7. Since Mr. Ingle has mainly relied upon the judgment of the Division Bench of this Court in Western Coalfields Limited's case (supra), the said case may now be considered. The said judgment was delivered by the Division Bench of this Court on reference made by the Single Judge of this Court for reconsideration of the view expressed in Manomal v. Gangadhar, 1982 Mah.L.J. 188, holding that in view of the provisions of Order 8, Rule 5(2) of C.P.C., no application under section 151 C.P.C. was entertainable. In the said reference, the Court was required to see the correctness of Manomal's case (supra) and the following observations were made in the said judgment :---

"A further question arises as to whether the Court has a power to allow the defendant to file a written statement inspite of the fact that the Court has proceeded under Order 8, Rule 5 of the C.P. Code and whether for setting aside such order, the inherent powers of the Court could be invoked. It is well settled principle that the inherent powers of the Court could be invoked to meet the ends of justice. It obviously means that there is apparent injustice done to a party, but there is no provision in the Code of Civil Procedure to remedy that injustice. It is only under these circumstances that the inherent powers can be invoked. Certainly such powers cannot be invoked to set at naught the express provisions of the Code. Here is a provision which enables the Court to pronounce a judgment when the defendant has not filed a written statement. The Court proceeds under Order 8, Rule 5 and requires the plaintiff to file affidavits and if the Court were allowed to exercise its inherent powers, it would certainly set at naught the provisions of Order 8, Rule 5 of the Code of Civil Procedure because the Court will be free to change its mind and allow the defendant to file a written statement and proceed. If such a course of conduct is permitted by the Code, the provisions of Order 8, Rule 5 will be rendered nugatory."

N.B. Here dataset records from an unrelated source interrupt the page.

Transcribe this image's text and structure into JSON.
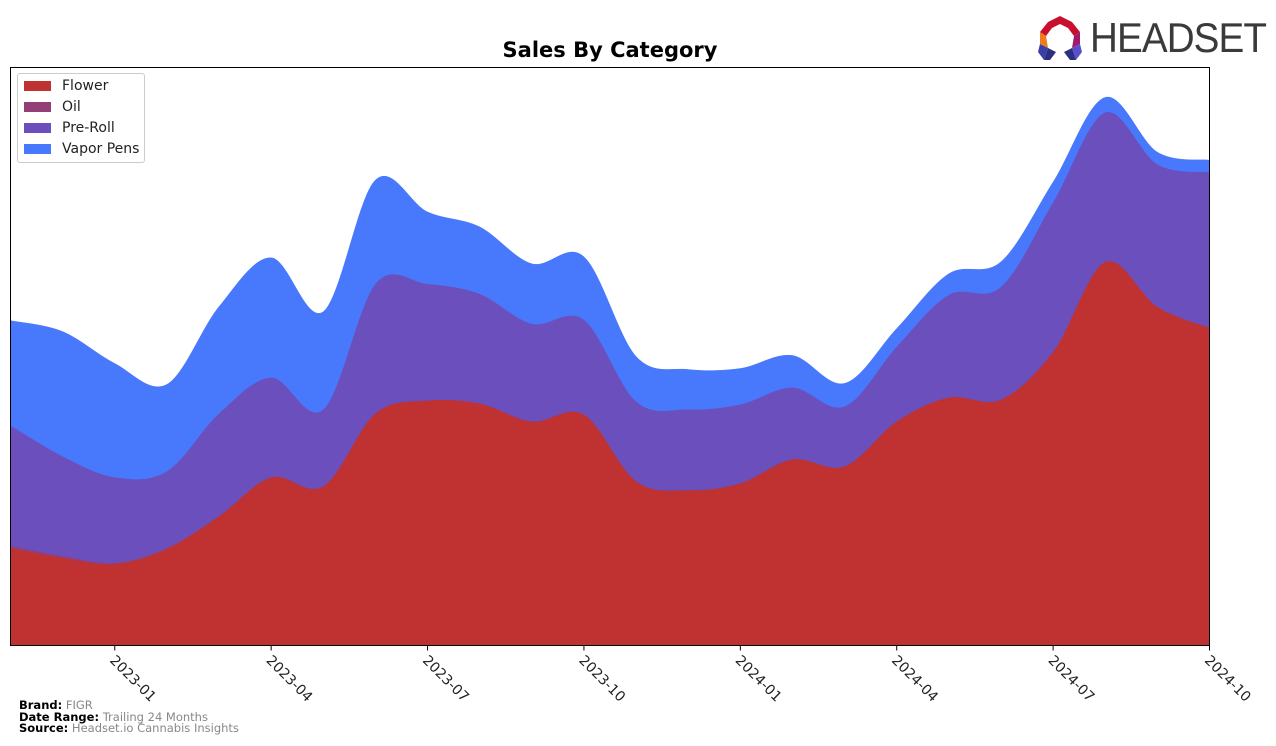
{
  "header": {
    "logo_text": "HEADSET"
  },
  "footer": {
    "brand_label": "Brand:",
    "brand_value": "FIGR",
    "date_range_label": "Date Range:",
    "date_range_value": "Trailing 24 Months",
    "source_label": "Source:",
    "source_value": "Headset.io Cannabis Insights"
  },
  "chart_data": {
    "type": "area",
    "stacked": true,
    "title": "Sales By Category",
    "xlabel": "",
    "ylabel": "",
    "y_units": "relative (no y-axis ticks shown)",
    "ylim": [
      0,
      580
    ],
    "grid": false,
    "legend_position": "top-left",
    "x": [
      "2022-11",
      "2022-12",
      "2023-01",
      "2023-02",
      "2023-03",
      "2023-04",
      "2023-05",
      "2023-06",
      "2023-07",
      "2023-08",
      "2023-09",
      "2023-10",
      "2023-11",
      "2023-12",
      "2024-01",
      "2024-02",
      "2024-03",
      "2024-04",
      "2024-05",
      "2024-06",
      "2024-07",
      "2024-08",
      "2024-09",
      "2024-10"
    ],
    "x_ticks": [
      "2023-01",
      "2023-04",
      "2023-07",
      "2023-10",
      "2024-01",
      "2024-04",
      "2024-07",
      "2024-10"
    ],
    "series": [
      {
        "name": "Flower",
        "color": "#c03232",
        "values": [
          98,
          88,
          82,
          97,
          130,
          169,
          160,
          233,
          246,
          243,
          225,
          232,
          165,
          156,
          163,
          187,
          180,
          225,
          249,
          247,
          295,
          385,
          340,
          319
        ]
      },
      {
        "name": "Oil",
        "color": "#943e78",
        "values": [
          2,
          2,
          1,
          1,
          0,
          0,
          0,
          0,
          0,
          0,
          0,
          0,
          0,
          0,
          0,
          0,
          0,
          0,
          0,
          0,
          0,
          0,
          0,
          0
        ]
      },
      {
        "name": "Pre-Roll",
        "color": "#6a4fbd",
        "values": [
          121,
          100,
          86,
          77,
          103,
          100,
          77,
          130,
          117,
          110,
          98,
          95,
          80,
          81,
          79,
          72,
          60,
          75,
          103,
          113,
          150,
          150,
          143,
          156
        ]
      },
      {
        "name": "Vapor Pens",
        "color": "#4878fc",
        "values": [
          105,
          125,
          114,
          87,
          107,
          120,
          98,
          104,
          72,
          67,
          60,
          63,
          45,
          40,
          36,
          32,
          23,
          18,
          21,
          25,
          20,
          15,
          12,
          12
        ]
      }
    ]
  }
}
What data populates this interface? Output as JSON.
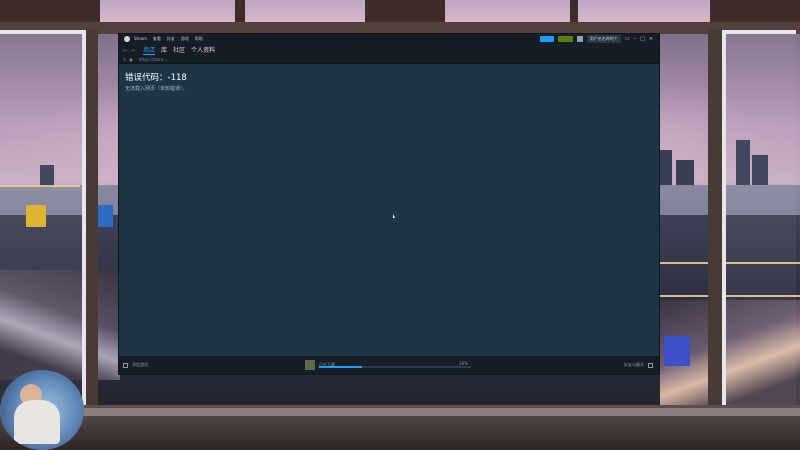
{
  "steam": {
    "title_menu": [
      "Steam",
      "查看",
      "好友",
      "游戏",
      "帮助"
    ],
    "announce_label": "",
    "store_label": "",
    "account_name": "用户名名称的个",
    "window_controls": [
      "minimize-icon",
      "maximize-icon",
      "close-icon"
    ],
    "nav": {
      "links": [
        "商店",
        "库",
        "社区",
        "个人资料"
      ],
      "active_index": 0
    },
    "url": "https://store...",
    "error": {
      "title": "错误代码：-118",
      "description": "无法载入网页（未知错误）。"
    },
    "footer": {
      "left_label": "添加游戏",
      "download_label": "正在下载",
      "download_percent": "28%",
      "download_progress": 0.28,
      "right_label": "好友与聊天"
    }
  },
  "colors": {
    "accent": "#1a9fff",
    "content_bg": "#1d3547",
    "chrome_bg": "#171d25"
  }
}
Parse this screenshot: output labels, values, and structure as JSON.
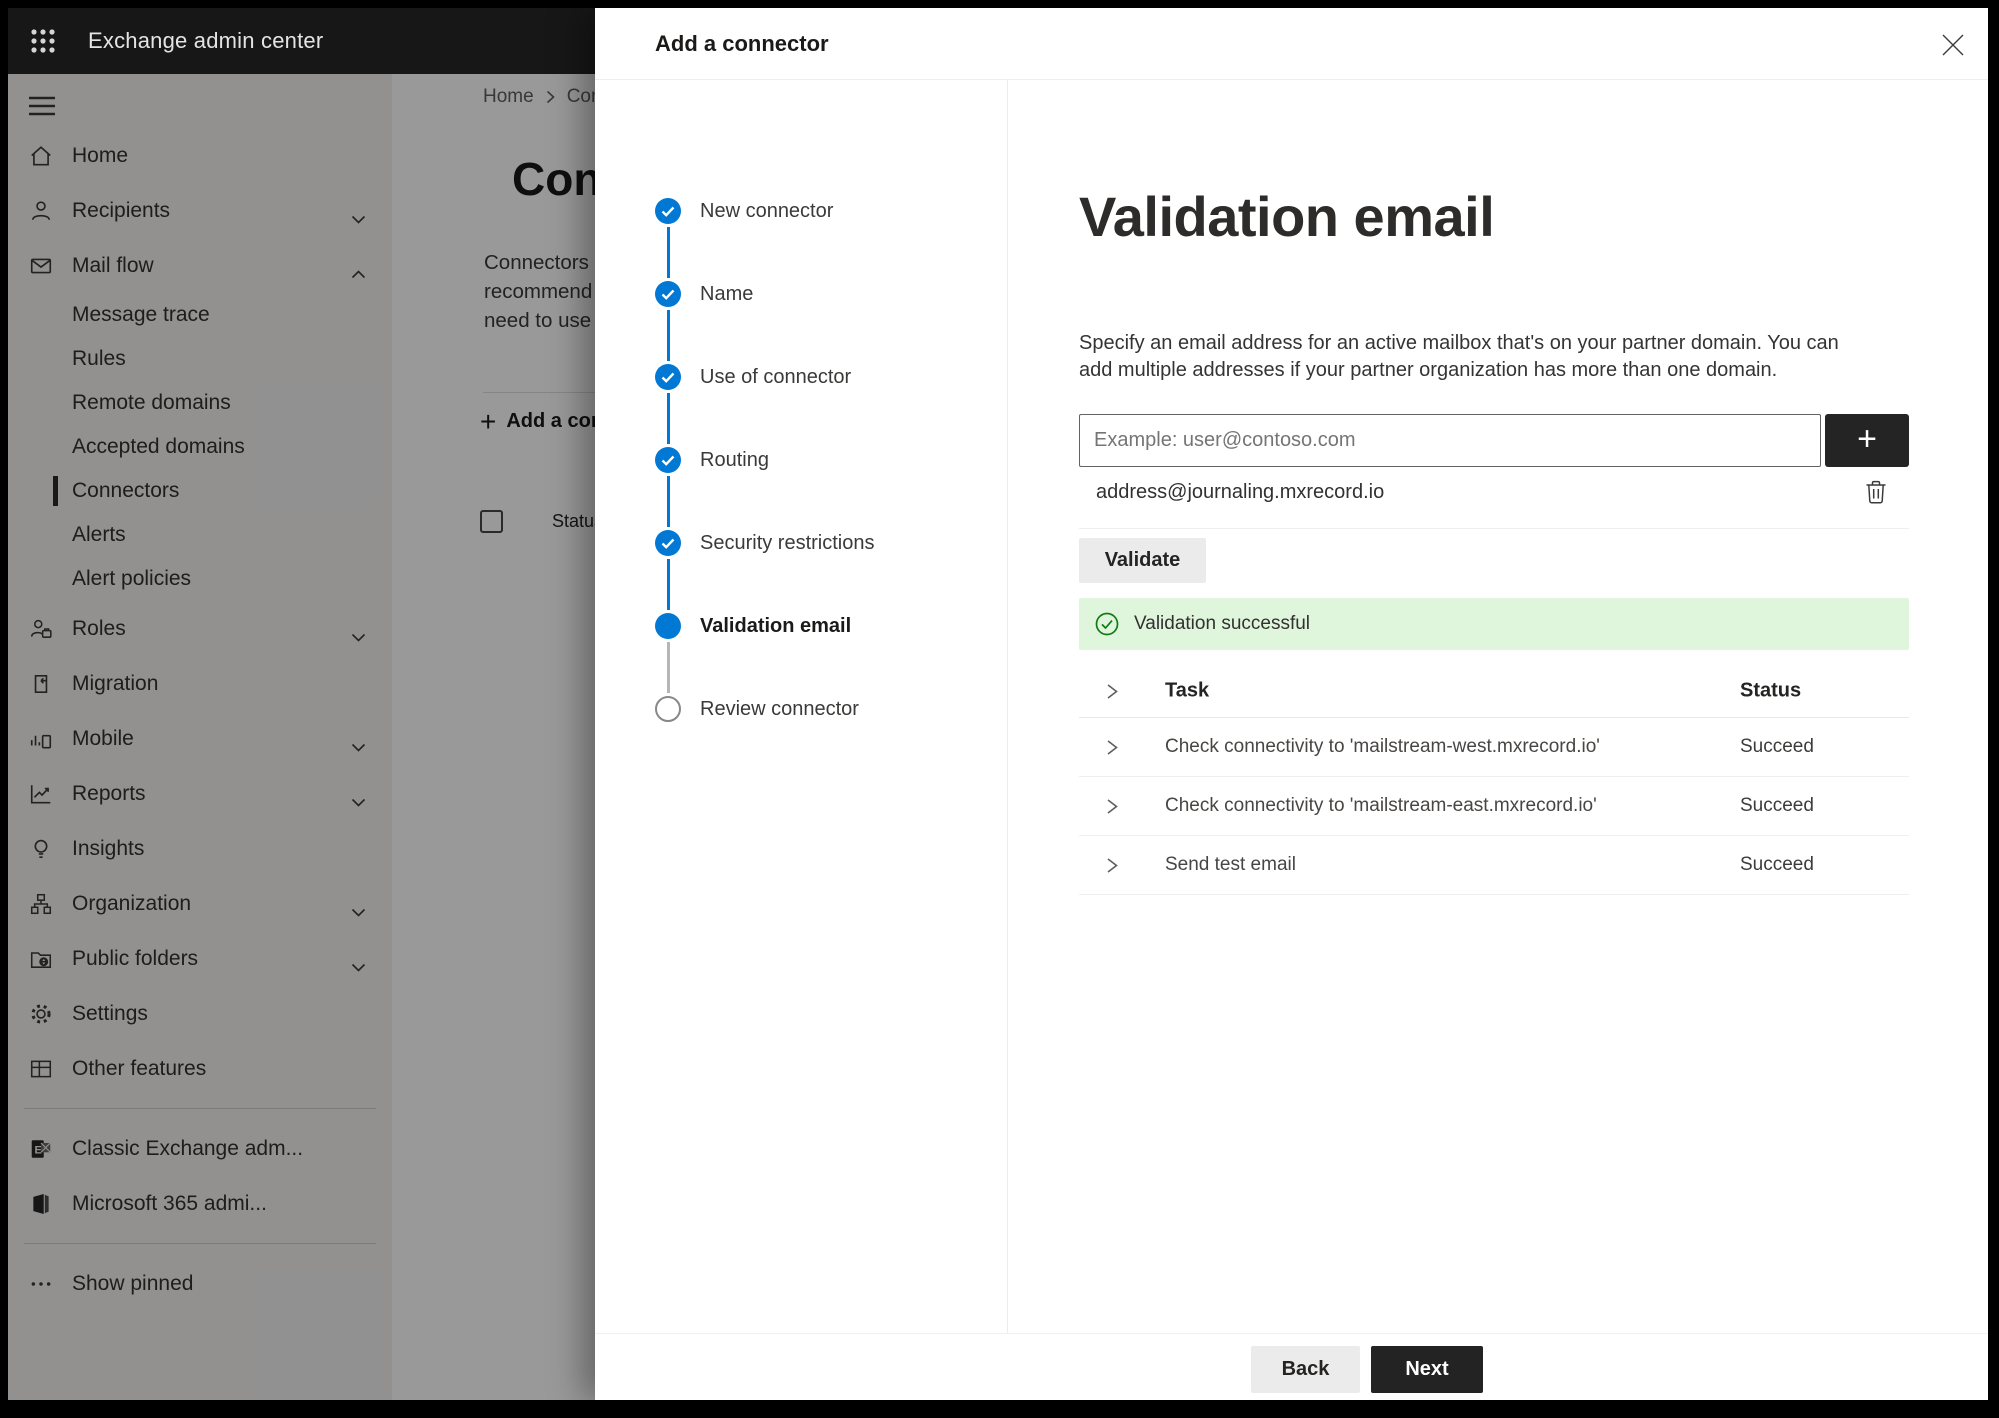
{
  "app": {
    "title": "Exchange admin center"
  },
  "sidebar": {
    "items": [
      {
        "kind": "item",
        "icon": "home-icon",
        "label": "Home"
      },
      {
        "kind": "item",
        "icon": "person-icon",
        "label": "Recipients",
        "chevron": "down"
      },
      {
        "kind": "item",
        "icon": "mail-icon",
        "label": "Mail flow",
        "chevron": "up"
      },
      {
        "kind": "sub",
        "label": "Message trace"
      },
      {
        "kind": "sub",
        "label": "Rules"
      },
      {
        "kind": "sub",
        "label": "Remote domains"
      },
      {
        "kind": "sub",
        "label": "Accepted domains"
      },
      {
        "kind": "sub",
        "label": "Connectors",
        "selected": true
      },
      {
        "kind": "sub",
        "label": "Alerts"
      },
      {
        "kind": "sub",
        "label": "Alert policies"
      },
      {
        "kind": "item",
        "icon": "roles-icon",
        "label": "Roles",
        "chevron": "down"
      },
      {
        "kind": "item",
        "icon": "migration-icon",
        "label": "Migration"
      },
      {
        "kind": "item",
        "icon": "mobile-icon",
        "label": "Mobile",
        "chevron": "down"
      },
      {
        "kind": "item",
        "icon": "reports-icon",
        "label": "Reports",
        "chevron": "down"
      },
      {
        "kind": "item",
        "icon": "insights-icon",
        "label": "Insights"
      },
      {
        "kind": "item",
        "icon": "organization-icon",
        "label": "Organization",
        "chevron": "down"
      },
      {
        "kind": "item",
        "icon": "public-folders-icon",
        "label": "Public folders",
        "chevron": "down"
      },
      {
        "kind": "item",
        "icon": "settings-icon",
        "label": "Settings"
      },
      {
        "kind": "item",
        "icon": "other-features-icon",
        "label": "Other features"
      },
      {
        "kind": "divider"
      },
      {
        "kind": "item",
        "icon": "classic-exchange-icon",
        "label": "Classic Exchange adm..."
      },
      {
        "kind": "item",
        "icon": "m365-icon",
        "label": "Microsoft 365 admi..."
      },
      {
        "kind": "divider"
      },
      {
        "kind": "item",
        "icon": "ellipsis-icon",
        "label": "Show pinned"
      }
    ]
  },
  "background": {
    "breadcrumb_home": "Home",
    "breadcrumb_current": "Conne",
    "heading": "Connec",
    "paragraph_lines": [
      "Connectors help",
      "recommend that",
      "need to use ther"
    ],
    "add_button": "Add a conn",
    "status_header": "Status"
  },
  "panel": {
    "title": "Add a connector",
    "steps": [
      {
        "label": "New connector",
        "state": "completed"
      },
      {
        "label": "Name",
        "state": "completed"
      },
      {
        "label": "Use of connector",
        "state": "completed"
      },
      {
        "label": "Routing",
        "state": "completed"
      },
      {
        "label": "Security restrictions",
        "state": "completed"
      },
      {
        "label": "Validation email",
        "state": "current"
      },
      {
        "label": "Review connector",
        "state": "upcoming"
      }
    ],
    "content": {
      "heading": "Validation email",
      "description": "Specify an email address for an active mailbox that's on your partner domain. You can add multiple addresses if your partner organization has more than one domain.",
      "email_input": {
        "placeholder": "Example: user@contoso.com",
        "value": ""
      },
      "addresses": [
        "address@journaling.mxrecord.io"
      ],
      "validate_button": "Validate",
      "success_message": "Validation successful",
      "table": {
        "columns": {
          "task": "Task",
          "status": "Status"
        },
        "rows": [
          {
            "task": "Check connectivity to 'mailstream-west.mxrecord.io'",
            "status": "Succeed"
          },
          {
            "task": "Check connectivity to 'mailstream-east.mxrecord.io'",
            "status": "Succeed"
          },
          {
            "task": "Send test email",
            "status": "Succeed"
          }
        ]
      }
    },
    "footer": {
      "back": "Back",
      "next": "Next"
    }
  },
  "colors": {
    "accent_blue": "#0078d4",
    "success_bg": "#dff6dd",
    "success_green": "#107c10",
    "dark_button": "#242424"
  }
}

8. In the aforesaid context, the Division Bench of this Court in Western Coalfields Limited's case (supra) held that the view of the learned Single Judge in Manomal's case (supra) that on the face of provisions of Order 8, Rule 5(2) of C.P.C., the Court is precluded from exercising its inherent powers, is no more good law. To that extent, Manomal's case has been overruled by the Division Bench. The Division Bench has not overruled the judgment of Manomal's case (supra) so far as it has been held therein that an application under Order 9, Rule 13 C.P.C. was not maintainable and tenable for setting aside the judgment and decree passed in exercise of the power under Order 8, Rule 5 C.P.C. or Rule 10 of C.P.C. Even in Western Coalfields Limited's case, the Division Bench with reference to Order 9 C.P.C. held that Order 9 would have no application in the matters relating to Order 8, Rule 5 C.P.C. as the Court did not proceed ex-parte. Therefore, there is no merit in the contention of the learned Counsel for the applicant that Manomal's case has been overruled in its entirety. As observed above, the Division Bench has only overruled that part of observations in Manomal's case (supra) whereby it has been held that the Court is precluded from exercising its inherent powers under section 151 C.P.C. in the face of the provisions of Order 8, Rule 5(2) C.P.C. The Division Bench has not overruled the decision in Manomal's case (supra) so far as it has been held that an application under Order 9, Rule 13 C.P.C. is not maintainable to set aside the judgment and decree passed by the Court in exercise of the powers under Order 8, Rule 5 or Rule 10 C.P.C.

9. Rather, as observed above, the consistent view of this Court right from the year 1938 is that a judgment and decree pronounced in exercise of the powers under Order 8, Rule 5 C.P.C. is not an ex-parte decree and an application for setting aside the judgment and decree passed in exercise of the powers under Order 8, Rule 5 or Rule 10 C.P.C. is not maintainable. The trial Court has, therefore, rightly dismissed the application filed by the applicant under Order 9, Rule 13 C.P.C. and the said order does not suffer from any infirmity warranting interference by this Court.

10. Consequently, there is no merit in this revision application and the same is dismissed in limine.